10 August 2012

Ada "Sastrotomo" di DPR?

SRI PALUPI 

Sastrotomo adalah bapak kandung Nyai Ontosoroh, tokoh utama dalam buku Bumi Manusia karya Pramoedya Ananta Toer. Sebagai bapak, Sastrotomo rela menjual anak gadisnya kepada pejabat kolonial Belanda demi kekayaan dan jabatan sebagai juru bayar perkebunan.

Perilaku seperti Sastrotomo banyak kita jumpai di kalangan pejabat dan birokrat RI, pengurus partai, pemilik dan pengelola korporasi, juga anggota DPR. Tidak heran kalau di sektor migrasi tenaga kerja terdapat jutaan warga RI yang diperdagangkan dengan modus penempatan tenaga kerja Indonesia (TKI) ke luar negeri. Sebab, Undang-Undang Nomor 39 Tahun 2004 yang mengatur penempatan dan perlindungan TKI di luar negeri juga melegalkan perdagangan orang.

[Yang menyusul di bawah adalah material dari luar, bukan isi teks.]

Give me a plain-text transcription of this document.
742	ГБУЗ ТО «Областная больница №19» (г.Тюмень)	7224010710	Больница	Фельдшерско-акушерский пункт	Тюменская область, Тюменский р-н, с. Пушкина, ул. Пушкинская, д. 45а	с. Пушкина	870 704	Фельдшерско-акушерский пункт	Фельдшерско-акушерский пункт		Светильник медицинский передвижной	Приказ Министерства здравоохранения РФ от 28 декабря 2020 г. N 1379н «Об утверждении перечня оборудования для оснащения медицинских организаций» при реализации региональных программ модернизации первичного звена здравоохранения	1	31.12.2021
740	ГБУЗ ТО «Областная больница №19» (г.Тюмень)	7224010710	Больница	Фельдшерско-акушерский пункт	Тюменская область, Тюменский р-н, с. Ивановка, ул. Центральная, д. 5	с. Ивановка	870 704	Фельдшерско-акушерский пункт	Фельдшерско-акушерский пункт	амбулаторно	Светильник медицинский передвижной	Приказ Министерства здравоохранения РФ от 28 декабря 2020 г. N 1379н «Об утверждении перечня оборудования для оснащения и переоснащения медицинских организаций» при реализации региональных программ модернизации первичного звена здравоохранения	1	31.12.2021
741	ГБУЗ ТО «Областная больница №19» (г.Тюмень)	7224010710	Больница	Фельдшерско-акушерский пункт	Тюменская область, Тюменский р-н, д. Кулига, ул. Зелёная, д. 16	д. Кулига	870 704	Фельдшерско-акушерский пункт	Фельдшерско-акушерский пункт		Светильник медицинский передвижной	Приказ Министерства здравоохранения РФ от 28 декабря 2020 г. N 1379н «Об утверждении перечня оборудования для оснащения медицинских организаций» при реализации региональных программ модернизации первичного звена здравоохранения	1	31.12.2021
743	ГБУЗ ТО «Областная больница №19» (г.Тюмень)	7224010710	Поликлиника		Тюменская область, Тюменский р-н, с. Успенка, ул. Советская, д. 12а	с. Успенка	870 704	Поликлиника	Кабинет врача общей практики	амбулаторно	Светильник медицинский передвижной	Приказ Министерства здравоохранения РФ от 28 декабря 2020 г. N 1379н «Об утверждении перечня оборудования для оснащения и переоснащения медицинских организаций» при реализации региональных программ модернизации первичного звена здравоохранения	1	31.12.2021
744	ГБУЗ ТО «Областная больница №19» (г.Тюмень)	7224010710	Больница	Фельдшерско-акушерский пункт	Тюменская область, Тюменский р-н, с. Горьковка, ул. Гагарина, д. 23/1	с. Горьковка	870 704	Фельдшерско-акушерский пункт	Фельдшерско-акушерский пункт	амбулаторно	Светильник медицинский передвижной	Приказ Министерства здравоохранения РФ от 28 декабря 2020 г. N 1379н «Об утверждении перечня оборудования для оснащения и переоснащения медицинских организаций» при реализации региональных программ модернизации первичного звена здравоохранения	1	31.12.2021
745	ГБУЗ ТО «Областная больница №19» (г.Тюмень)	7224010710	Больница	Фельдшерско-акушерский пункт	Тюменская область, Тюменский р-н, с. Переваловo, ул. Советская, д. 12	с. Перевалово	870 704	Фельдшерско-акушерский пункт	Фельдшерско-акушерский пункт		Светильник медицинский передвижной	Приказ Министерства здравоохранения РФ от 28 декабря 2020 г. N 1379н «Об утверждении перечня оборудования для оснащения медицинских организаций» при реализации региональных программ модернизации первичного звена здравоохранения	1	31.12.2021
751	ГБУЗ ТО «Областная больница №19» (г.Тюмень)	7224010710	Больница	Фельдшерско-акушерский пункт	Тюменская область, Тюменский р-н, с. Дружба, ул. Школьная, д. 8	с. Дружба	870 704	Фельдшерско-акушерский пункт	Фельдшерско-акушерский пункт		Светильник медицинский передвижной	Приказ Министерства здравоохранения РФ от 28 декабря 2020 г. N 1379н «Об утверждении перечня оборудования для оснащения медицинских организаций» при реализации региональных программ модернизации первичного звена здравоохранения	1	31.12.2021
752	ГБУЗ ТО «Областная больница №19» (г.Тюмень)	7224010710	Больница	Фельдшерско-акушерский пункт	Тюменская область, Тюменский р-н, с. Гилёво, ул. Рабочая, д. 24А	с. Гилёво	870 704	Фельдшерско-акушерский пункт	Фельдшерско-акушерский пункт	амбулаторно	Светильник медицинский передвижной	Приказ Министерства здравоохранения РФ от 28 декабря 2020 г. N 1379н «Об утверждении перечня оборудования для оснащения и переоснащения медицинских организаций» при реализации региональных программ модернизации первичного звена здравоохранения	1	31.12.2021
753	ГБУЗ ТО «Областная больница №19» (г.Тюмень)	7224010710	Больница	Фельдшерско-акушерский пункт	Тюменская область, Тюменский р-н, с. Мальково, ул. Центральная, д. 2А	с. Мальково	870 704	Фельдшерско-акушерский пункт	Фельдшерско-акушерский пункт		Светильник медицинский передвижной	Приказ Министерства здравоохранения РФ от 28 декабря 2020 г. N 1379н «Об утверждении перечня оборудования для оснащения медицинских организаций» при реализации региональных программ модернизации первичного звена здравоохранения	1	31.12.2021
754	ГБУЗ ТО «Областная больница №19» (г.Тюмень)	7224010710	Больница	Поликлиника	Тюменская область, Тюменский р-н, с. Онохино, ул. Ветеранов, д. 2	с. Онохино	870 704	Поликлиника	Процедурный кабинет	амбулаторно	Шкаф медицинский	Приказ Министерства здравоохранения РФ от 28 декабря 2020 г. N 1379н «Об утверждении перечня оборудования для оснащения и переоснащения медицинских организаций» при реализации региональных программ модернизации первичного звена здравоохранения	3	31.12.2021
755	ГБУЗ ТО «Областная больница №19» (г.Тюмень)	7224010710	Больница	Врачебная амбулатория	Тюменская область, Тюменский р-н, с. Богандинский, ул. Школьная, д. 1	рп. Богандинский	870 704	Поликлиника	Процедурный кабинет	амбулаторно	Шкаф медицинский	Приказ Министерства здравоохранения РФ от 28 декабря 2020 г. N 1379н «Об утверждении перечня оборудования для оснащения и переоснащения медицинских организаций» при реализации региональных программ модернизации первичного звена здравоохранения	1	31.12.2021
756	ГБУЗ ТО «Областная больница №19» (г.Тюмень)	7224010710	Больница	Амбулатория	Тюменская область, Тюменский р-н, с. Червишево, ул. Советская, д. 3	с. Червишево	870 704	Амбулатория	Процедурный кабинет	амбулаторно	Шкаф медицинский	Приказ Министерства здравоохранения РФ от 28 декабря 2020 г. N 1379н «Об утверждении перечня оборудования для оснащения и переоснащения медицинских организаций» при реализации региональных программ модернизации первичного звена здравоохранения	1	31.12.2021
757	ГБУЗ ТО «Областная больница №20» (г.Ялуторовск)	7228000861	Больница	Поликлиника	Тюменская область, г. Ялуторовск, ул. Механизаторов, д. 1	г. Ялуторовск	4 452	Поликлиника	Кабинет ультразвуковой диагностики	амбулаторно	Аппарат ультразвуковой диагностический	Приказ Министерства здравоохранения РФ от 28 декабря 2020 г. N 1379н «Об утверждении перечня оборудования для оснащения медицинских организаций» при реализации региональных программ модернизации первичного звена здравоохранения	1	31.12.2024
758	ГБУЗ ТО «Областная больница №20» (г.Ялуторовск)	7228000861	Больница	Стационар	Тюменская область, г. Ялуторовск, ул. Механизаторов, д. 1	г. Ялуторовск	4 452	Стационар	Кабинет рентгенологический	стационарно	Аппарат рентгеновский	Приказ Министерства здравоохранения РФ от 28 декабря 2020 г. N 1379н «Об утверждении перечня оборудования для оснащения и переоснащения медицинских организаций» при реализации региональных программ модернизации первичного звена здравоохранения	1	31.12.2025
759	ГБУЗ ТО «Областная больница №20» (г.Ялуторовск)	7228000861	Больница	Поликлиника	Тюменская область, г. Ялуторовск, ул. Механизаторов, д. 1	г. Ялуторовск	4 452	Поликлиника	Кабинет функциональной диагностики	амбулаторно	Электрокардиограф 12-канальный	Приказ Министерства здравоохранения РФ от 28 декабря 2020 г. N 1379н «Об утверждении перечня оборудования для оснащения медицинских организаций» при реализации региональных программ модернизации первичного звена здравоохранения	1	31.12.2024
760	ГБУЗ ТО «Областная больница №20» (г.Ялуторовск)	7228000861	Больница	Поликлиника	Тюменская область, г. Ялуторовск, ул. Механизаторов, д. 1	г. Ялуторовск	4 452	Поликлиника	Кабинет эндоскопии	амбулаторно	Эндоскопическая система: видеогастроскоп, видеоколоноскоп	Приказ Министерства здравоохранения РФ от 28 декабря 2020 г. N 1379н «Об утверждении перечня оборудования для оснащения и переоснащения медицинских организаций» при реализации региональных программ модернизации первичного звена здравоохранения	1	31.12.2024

UU No 39/2004 itu kini tengah direvisi DPR. Pada 5 Juli 2012, DPR mengesahkan RUU Perubahan atas UU No 39/2004 menjadi RUU Perlindungan Pekerja Indonesia di Luar Negeri (RUU PPILN) dan sekaligus mengesahkan RUU tersebut untuk dibahas lebih lanjut.
Bila membaca naskah akademik, judul, dan konsiderans RUU PPILN yang dihasilkan DPR, serasa ada harapan DPR benar-benar berkomitmen memperbaiki nasib TKI. Namun, harapan itu sirna setelah membaca substansi RUU PPILN. Muncul dugaan, ada ”Sastrot omo” di DPR.

Kehilangan orientasi

Substansi RUU PPILN merefleksikan tarik-menarik kepentingan banyak pihak yang terlibat langsung atau tidak langsung dalam bisnis penempatan TKI. Tarik- menarik kepentingan ini sedemikian terangnya sampaisampai DPR kehilangan orientasi dan tidak jelas lagi kepentingan siapa yang hendak dilindungi. Ini terlihat dari beberapa indikasi.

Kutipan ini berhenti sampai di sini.